00:45Poi, anche se di fatto non è successo niente di grave, nessun soldato russo adesso ha passato la frontiera,
00:56però già sentiamo veramente le conseguenze in vita quotidiana, in vita economica, non parliamo di quella politica.
01:10Adesso è tutto centrato e concentrato sull'unica questione di questa guerra che può veramente iniziare ogni momento.
01:21C'è poco gente. Io ho notato, anche passando dal lavoro del mio ufficio,
01:28e così vedo che la gente veramente, penso, in gran numero hanno lasciato il paese,
01:40non solo i cittadini stranieri, ma anche gli ucraini che hanno preso questa decisione
01:49di scappare o di stare almeno in quel periodo lontano, a distanza, e poi magari tornare.
01:58La paura è tanta, ma resta un po' di speranza che i venti di guerra si plachino.
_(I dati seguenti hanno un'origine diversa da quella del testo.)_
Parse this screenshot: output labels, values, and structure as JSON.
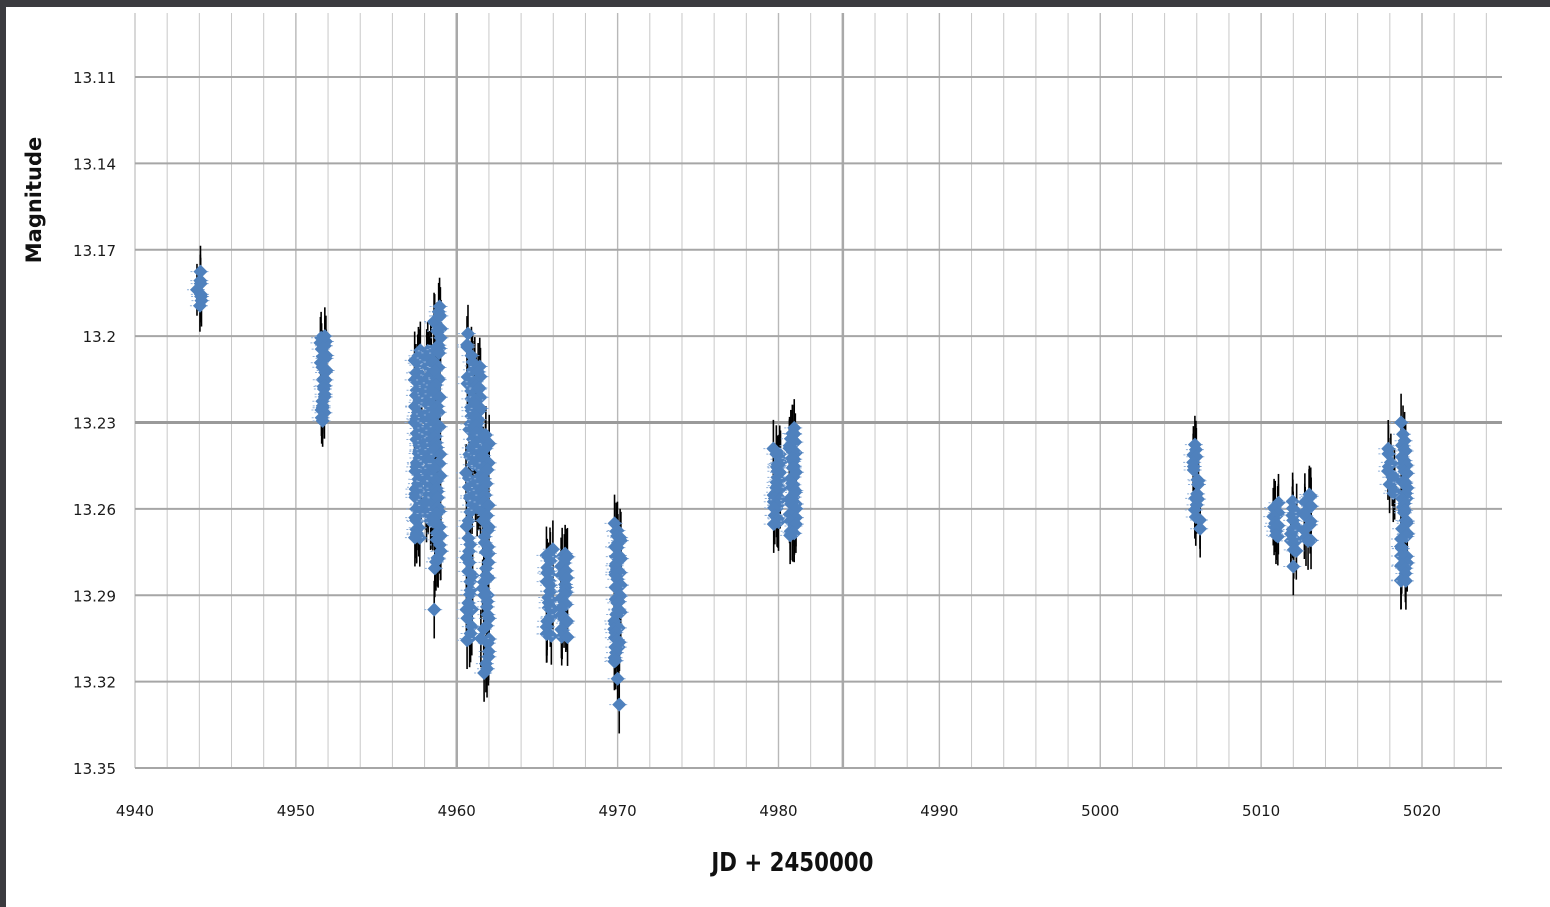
{
  "chart_data": {
    "type": "scatter",
    "xlabel": "JD + 2450000",
    "ylabel": "Magnitude",
    "xlim": [
      4940,
      5025
    ],
    "ylim": [
      13.09,
      13.35
    ],
    "y_inverted": true,
    "grid": true,
    "legend": "none",
    "marker_color": "#4f81bd",
    "errorbar_color": "#000000",
    "x_ticks": [
      4940,
      4950,
      4960,
      4970,
      4980,
      4990,
      5000,
      5010,
      5020
    ],
    "x_tick_labels": [
      "4940",
      "4950",
      "4960",
      "4970",
      "4980",
      "4990",
      "5000",
      "5010",
      "5020"
    ],
    "y_ticks": [
      13.11,
      13.14,
      13.17,
      13.2,
      13.23,
      13.26,
      13.29,
      13.32,
      13.35
    ],
    "y_tick_labels": [
      "13.11",
      "13.14",
      "13.17",
      "13.2",
      "13.23",
      "13.26",
      "13.29",
      "13.32",
      "13.35"
    ],
    "clusters": [
      {
        "x": 4944.0,
        "ymin": 13.178,
        "ymax": 13.19,
        "n": 8,
        "err": 0.009
      },
      {
        "x": 4951.7,
        "ymin": 13.2,
        "ymax": 13.23,
        "n": 26,
        "err": 0.009
      },
      {
        "x": 4957.6,
        "ymin": 13.205,
        "ymax": 13.27,
        "n": 60,
        "err": 0.01
      },
      {
        "x": 4958.3,
        "ymin": 13.205,
        "ymax": 13.265,
        "n": 70,
        "err": 0.01
      },
      {
        "x": 4958.8,
        "ymin": 13.19,
        "ymax": 13.28,
        "n": 60,
        "err": 0.01
      },
      {
        "x": 4960.8,
        "ymin": 13.2,
        "ymax": 13.305,
        "n": 45,
        "err": 0.01
      },
      {
        "x": 4961.3,
        "ymin": 13.21,
        "ymax": 13.26,
        "n": 40,
        "err": 0.01
      },
      {
        "x": 4961.8,
        "ymin": 13.235,
        "ymax": 13.315,
        "n": 40,
        "err": 0.01
      },
      {
        "x": 4965.8,
        "ymin": 13.275,
        "ymax": 13.305,
        "n": 26,
        "err": 0.01
      },
      {
        "x": 4966.7,
        "ymin": 13.275,
        "ymax": 13.305,
        "n": 26,
        "err": 0.01
      },
      {
        "x": 4970.0,
        "ymin": 13.266,
        "ymax": 13.312,
        "n": 45,
        "err": 0.01
      },
      {
        "x": 4979.9,
        "ymin": 13.24,
        "ymax": 13.265,
        "n": 35,
        "err": 0.01
      },
      {
        "x": 4980.9,
        "ymin": 13.232,
        "ymax": 13.27,
        "n": 40,
        "err": 0.01
      },
      {
        "x": 5006.0,
        "ymin": 13.237,
        "ymax": 13.266,
        "n": 18,
        "err": 0.01
      },
      {
        "x": 5010.9,
        "ymin": 13.258,
        "ymax": 13.27,
        "n": 12,
        "err": 0.01
      },
      {
        "x": 5012.0,
        "ymin": 13.258,
        "ymax": 13.275,
        "n": 12,
        "err": 0.01
      },
      {
        "x": 5012.9,
        "ymin": 13.255,
        "ymax": 13.272,
        "n": 12,
        "err": 0.01
      },
      {
        "x": 5018.1,
        "ymin": 13.24,
        "ymax": 13.255,
        "n": 10,
        "err": 0.01
      },
      {
        "x": 5018.9,
        "ymin": 13.235,
        "ymax": 13.285,
        "n": 45,
        "err": 0.01
      }
    ],
    "points": [
      {
        "x": 4951.8,
        "y": 13.2
      },
      {
        "x": 4957.4,
        "y": 13.27
      },
      {
        "x": 4958.6,
        "y": 13.295
      },
      {
        "x": 4958.9,
        "y": 13.193
      },
      {
        "x": 4958.8,
        "y": 13.277
      },
      {
        "x": 4960.6,
        "y": 13.295
      },
      {
        "x": 4960.8,
        "y": 13.305
      },
      {
        "x": 4961.5,
        "y": 13.305
      },
      {
        "x": 4961.7,
        "y": 13.317
      },
      {
        "x": 4961.8,
        "y": 13.275
      },
      {
        "x": 4961.7,
        "y": 13.29
      },
      {
        "x": 4966.8,
        "y": 13.277
      },
      {
        "x": 4969.8,
        "y": 13.313
      },
      {
        "x": 4970.0,
        "y": 13.319
      },
      {
        "x": 4970.1,
        "y": 13.328
      },
      {
        "x": 5012.0,
        "y": 13.28
      },
      {
        "x": 5013.0,
        "y": 13.255
      },
      {
        "x": 5018.7,
        "y": 13.23
      },
      {
        "x": 5019.0,
        "y": 13.285
      }
    ]
  }
}
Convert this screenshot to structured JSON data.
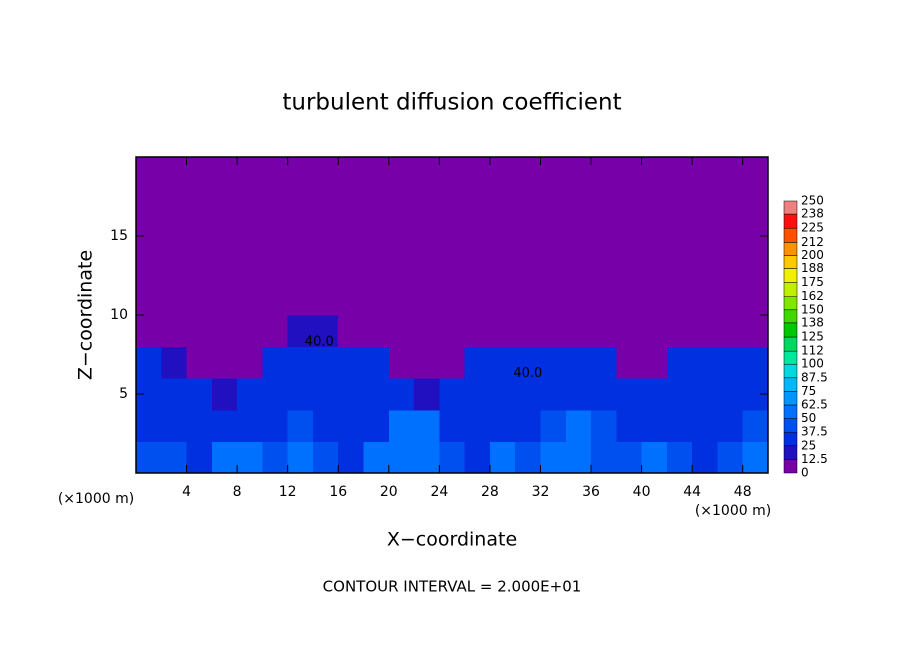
{
  "chart_data": {
    "type": "heatmap",
    "title": "turbulent diffusion coefficient",
    "xlabel": "X−coordinate",
    "ylabel": "Z−coordinate",
    "xunit_left": "(×1000 m)",
    "xunit_right": "(×1000 m)",
    "footer": "CONTOUR INTERVAL = 2.000E+01",
    "xlim": [
      0,
      50
    ],
    "ylim": [
      0,
      20
    ],
    "xticks": [
      4,
      8,
      12,
      16,
      20,
      24,
      28,
      32,
      36,
      40,
      44,
      48
    ],
    "yticks": [
      5,
      10,
      15
    ],
    "x": [
      1,
      3,
      5,
      7,
      9,
      11,
      13,
      15,
      17,
      19,
      21,
      23,
      25,
      27,
      29,
      31,
      33,
      35,
      37,
      39,
      41,
      43,
      45,
      47,
      49
    ],
    "y": [
      1,
      3,
      5,
      7,
      9,
      11,
      13,
      15,
      17,
      19
    ],
    "z": [
      [
        45,
        40,
        35,
        50,
        55,
        40,
        62,
        40,
        35,
        50,
        55,
        60,
        45,
        35,
        50,
        45,
        55,
        62,
        40,
        45,
        50,
        40,
        35,
        45,
        50
      ],
      [
        35,
        30,
        30,
        30,
        35,
        30,
        40,
        30,
        30,
        35,
        55,
        60,
        35,
        30,
        35,
        30,
        45,
        55,
        40,
        30,
        35,
        30,
        30,
        35,
        40
      ],
      [
        30,
        25,
        25,
        20,
        30,
        25,
        35,
        30,
        30,
        30,
        25,
        15,
        30,
        30,
        30,
        25,
        35,
        30,
        30,
        25,
        25,
        25,
        30,
        30,
        30
      ],
      [
        25,
        20,
        10,
        5,
        10,
        30,
        30,
        25,
        25,
        30,
        5,
        0,
        10,
        25,
        25,
        25,
        25,
        30,
        25,
        10,
        10,
        25,
        30,
        25,
        25
      ],
      [
        0,
        0,
        0,
        0,
        0,
        0,
        12.5,
        12.5,
        0,
        0,
        0,
        0,
        0,
        0,
        0,
        0,
        0,
        0,
        0,
        0,
        0,
        0,
        0,
        0,
        0
      ],
      [
        0,
        0,
        0,
        0,
        0,
        0,
        0,
        0,
        0,
        0,
        0,
        0,
        0,
        0,
        0,
        0,
        0,
        0,
        0,
        0,
        0,
        0,
        0,
        0,
        0
      ],
      [
        0,
        0,
        0,
        0,
        0,
        0,
        0,
        0,
        0,
        0,
        0,
        0,
        0,
        0,
        0,
        0,
        0,
        0,
        0,
        0,
        0,
        0,
        0,
        0,
        0
      ],
      [
        0,
        0,
        0,
        0,
        0,
        0,
        0,
        0,
        0,
        0,
        0,
        0,
        0,
        0,
        0,
        0,
        0,
        0,
        0,
        0,
        0,
        0,
        0,
        0,
        0
      ],
      [
        0,
        0,
        0,
        0,
        0,
        0,
        0,
        0,
        0,
        0,
        0,
        0,
        0,
        0,
        0,
        0,
        0,
        0,
        0,
        0,
        0,
        0,
        0,
        0,
        0
      ],
      [
        0,
        0,
        0,
        0,
        0,
        0,
        0,
        0,
        0,
        0,
        0,
        0,
        0,
        0,
        0,
        0,
        0,
        0,
        0,
        0,
        0,
        0,
        0,
        0,
        0
      ]
    ],
    "annotations": [
      {
        "text": "40.0",
        "x": 14.5,
        "y": 8.3
      },
      {
        "text": "40.0",
        "x": 31,
        "y": 6.3
      }
    ],
    "colorbar": {
      "ticks": [
        0,
        12.5,
        25,
        37.5,
        50,
        62.5,
        75,
        87.5,
        100,
        112,
        125,
        138,
        150,
        162,
        175,
        188,
        200,
        212,
        225,
        238,
        250
      ],
      "colors": [
        "#7800a8",
        "#2010c0",
        "#0030e0",
        "#0050f0",
        "#0070ff",
        "#0095ff",
        "#00b8ff",
        "#00d8e0",
        "#00e8a0",
        "#00d860",
        "#00c800",
        "#40d800",
        "#80e800",
        "#c0f000",
        "#f0f000",
        "#ffc800",
        "#ff9000",
        "#ff5000",
        "#ff1010",
        "#f08080"
      ]
    }
  }
}
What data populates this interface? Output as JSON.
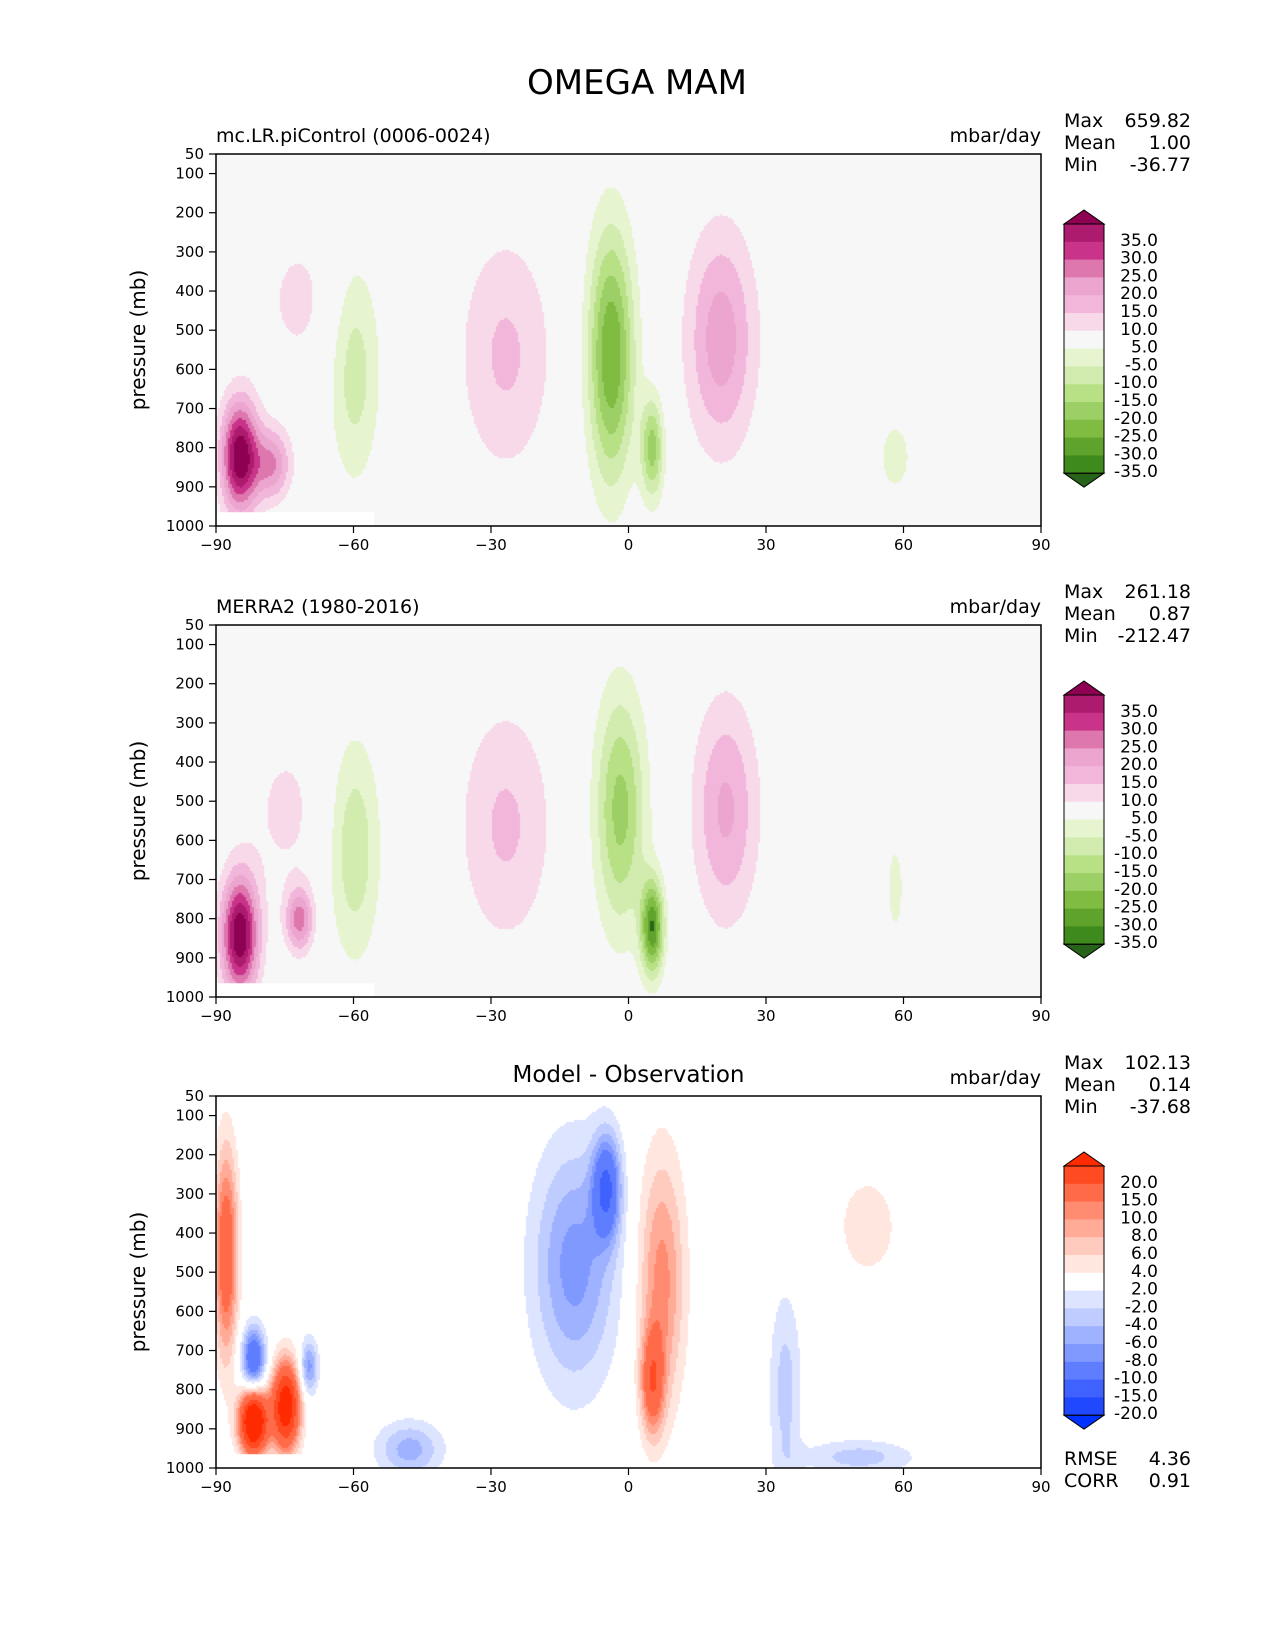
{
  "title": "OMEGA MAM",
  "x_ticks": [
    "−90",
    "−60",
    "−30",
    "0",
    "30",
    "60",
    "90"
  ],
  "y_ticks": [
    "50",
    "100",
    "200",
    "300",
    "400",
    "500",
    "600",
    "700",
    "800",
    "900",
    "1000"
  ],
  "ylabel": "pressure (mb)",
  "units": "mbar/day",
  "stat_labels": {
    "max": "Max",
    "mean": "Mean",
    "min": "Min",
    "rmse": "RMSE",
    "corr": "CORR"
  },
  "chart_data": [
    {
      "type": "heatmap",
      "label": "mc.LR.piControl (0006-0024)",
      "units": "mbar/day",
      "xlim": [
        -90,
        90
      ],
      "ylim": [
        1000,
        50
      ],
      "stats": {
        "max": "659.82",
        "mean": "1.00",
        "min": "-36.77"
      },
      "colorbar_levels": [
        "35.0",
        "30.0",
        "25.0",
        "20.0",
        "15.0",
        "10.0",
        "5.0",
        "-5.0",
        "-10.0",
        "-15.0",
        "-20.0",
        "-25.0",
        "-30.0",
        "-35.0"
      ],
      "colors": [
        "#8e0152",
        "#ad1b6e",
        "#c9348a",
        "#de77ae",
        "#eba5ce",
        "#f1b6da",
        "#f8d9ea",
        "#f7f7f7",
        "#e6f5d0",
        "#d2ecb0",
        "#b8e186",
        "#9ccf65",
        "#7fbc41",
        "#5fa22c",
        "#3f8a1d",
        "#276419"
      ],
      "features": [
        {
          "lat": -72,
          "p": 420,
          "w": 10,
          "h": 220,
          "v": 6
        },
        {
          "lat": -85,
          "p": 820,
          "w": 4,
          "h": 140,
          "v": 40
        },
        {
          "lat": -78,
          "p": 840,
          "w": 4,
          "h": 90,
          "v": 20
        },
        {
          "lat": -60,
          "p": 600,
          "w": 5.5,
          "h": 280,
          "v": -13
        },
        {
          "lat": -27,
          "p": 560,
          "w": 10,
          "h": 300,
          "v": 11
        },
        {
          "lat": -4,
          "p": 560,
          "w": 5,
          "h": 320,
          "v": -30
        },
        {
          "lat": 5,
          "p": 800,
          "w": 2.5,
          "h": 130,
          "v": -22
        },
        {
          "lat": 20,
          "p": 520,
          "w": 7.5,
          "h": 280,
          "v": 18
        },
        {
          "lat": 58,
          "p": 820,
          "w": 6,
          "h": 160,
          "v": -6
        },
        {
          "lat": 75,
          "p": 700,
          "w": 3,
          "h": 170,
          "v": 5
        }
      ]
    },
    {
      "type": "heatmap",
      "label": "MERRA2 (1980-2016)",
      "units": "mbar/day",
      "xlim": [
        -90,
        90
      ],
      "ylim": [
        1000,
        50
      ],
      "stats": {
        "max": "261.18",
        "mean": "0.87",
        "min": "-212.47"
      },
      "colorbar_levels": [
        "35.0",
        "30.0",
        "25.0",
        "20.0",
        "15.0",
        "10.0",
        "5.0",
        "-5.0",
        "-10.0",
        "-15.0",
        "-20.0",
        "-25.0",
        "-30.0",
        "-35.0"
      ],
      "colors": [
        "#8e0152",
        "#ad1b6e",
        "#c9348a",
        "#de77ae",
        "#eba5ce",
        "#f1b6da",
        "#f8d9ea",
        "#f7f7f7",
        "#e6f5d0",
        "#d2ecb0",
        "#b8e186",
        "#9ccf65",
        "#7fbc41",
        "#5fa22c",
        "#3f8a1d",
        "#276419"
      ],
      "features": [
        {
          "lat": -75,
          "p": 520,
          "w": 9,
          "h": 230,
          "v": 6
        },
        {
          "lat": -85,
          "p": 840,
          "w": 4,
          "h": 150,
          "v": 40
        },
        {
          "lat": -72,
          "p": 800,
          "w": 3,
          "h": 80,
          "v": 22
        },
        {
          "lat": -60,
          "p": 620,
          "w": 5.5,
          "h": 280,
          "v": -14
        },
        {
          "lat": -27,
          "p": 560,
          "w": 10,
          "h": 300,
          "v": 11
        },
        {
          "lat": -2,
          "p": 520,
          "w": 5.5,
          "h": 300,
          "v": -22
        },
        {
          "lat": 5,
          "p": 820,
          "w": 2.5,
          "h": 120,
          "v": -34
        },
        {
          "lat": 21,
          "p": 520,
          "w": 7,
          "h": 280,
          "v": 16
        },
        {
          "lat": 58,
          "p": 720,
          "w": 3,
          "h": 200,
          "v": -6
        },
        {
          "lat": 78,
          "p": 800,
          "w": 4,
          "h": 150,
          "v": 5
        }
      ]
    },
    {
      "type": "heatmap",
      "label": "Model - Observation",
      "units": "mbar/day",
      "xlim": [
        -90,
        90
      ],
      "ylim": [
        1000,
        50
      ],
      "stats": {
        "max": "102.13",
        "mean": "0.14",
        "min": "-37.68",
        "rmse": "4.36",
        "corr": "0.91"
      },
      "colorbar_levels": [
        "20.0",
        "15.0",
        "10.0",
        "8.0",
        "6.0",
        "4.0",
        "2.0",
        "-2.0",
        "-4.0",
        "-6.0",
        "-8.0",
        "-10.0",
        "-15.0",
        "-20.0"
      ],
      "colors": [
        "#ff2a00",
        "#ff4a22",
        "#ff6a48",
        "#ff8b70",
        "#ffab98",
        "#ffcbbe",
        "#ffe6de",
        "#ffffff",
        "#dde4ff",
        "#bfccff",
        "#9fb2ff",
        "#8099ff",
        "#5f7eff",
        "#3f62ff",
        "#2048ff",
        "#0032ff"
      ],
      "features": [
        {
          "lat": -88,
          "p": 450,
          "w": 2.5,
          "h": 260,
          "v": 14
        },
        {
          "lat": -82,
          "p": 880,
          "w": 3,
          "h": 80,
          "v": 30
        },
        {
          "lat": -75,
          "p": 840,
          "w": 3,
          "h": 110,
          "v": 25
        },
        {
          "lat": -82,
          "p": 720,
          "w": 2.5,
          "h": 80,
          "v": -15
        },
        {
          "lat": -70,
          "p": 740,
          "w": 2,
          "h": 70,
          "v": -9
        },
        {
          "lat": -48,
          "p": 950,
          "w": 7,
          "h": 70,
          "v": -7
        },
        {
          "lat": -12,
          "p": 480,
          "w": 9,
          "h": 300,
          "v": -9
        },
        {
          "lat": -5,
          "p": 280,
          "w": 3,
          "h": 130,
          "v": -14
        },
        {
          "lat": 7,
          "p": 520,
          "w": 5,
          "h": 320,
          "v": 9
        },
        {
          "lat": 5,
          "p": 780,
          "w": 2.5,
          "h": 130,
          "v": 12
        },
        {
          "lat": 34,
          "p": 800,
          "w": 3.5,
          "h": 250,
          "v": -5
        },
        {
          "lat": 50,
          "p": 970,
          "w": 12,
          "h": 45,
          "v": -5
        },
        {
          "lat": 52,
          "p": 380,
          "w": 8,
          "h": 160,
          "v": 3
        }
      ]
    }
  ]
}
02:03Se non fosse la Crimea e la guerra in Donetsk e Lugansk,
02:08forse non sarebbe così tanta preoccupazione, ma noi abbiamo già imparato una lezione
02:17che vediamo con un vicino che può ogni momento agire in modo impredicato,
02:29che non possa nemmeno predicare, non pensare, non c'è logica,
02:35quindi come un fatto che ogni momento può iniziare qualche azione contro, ostile.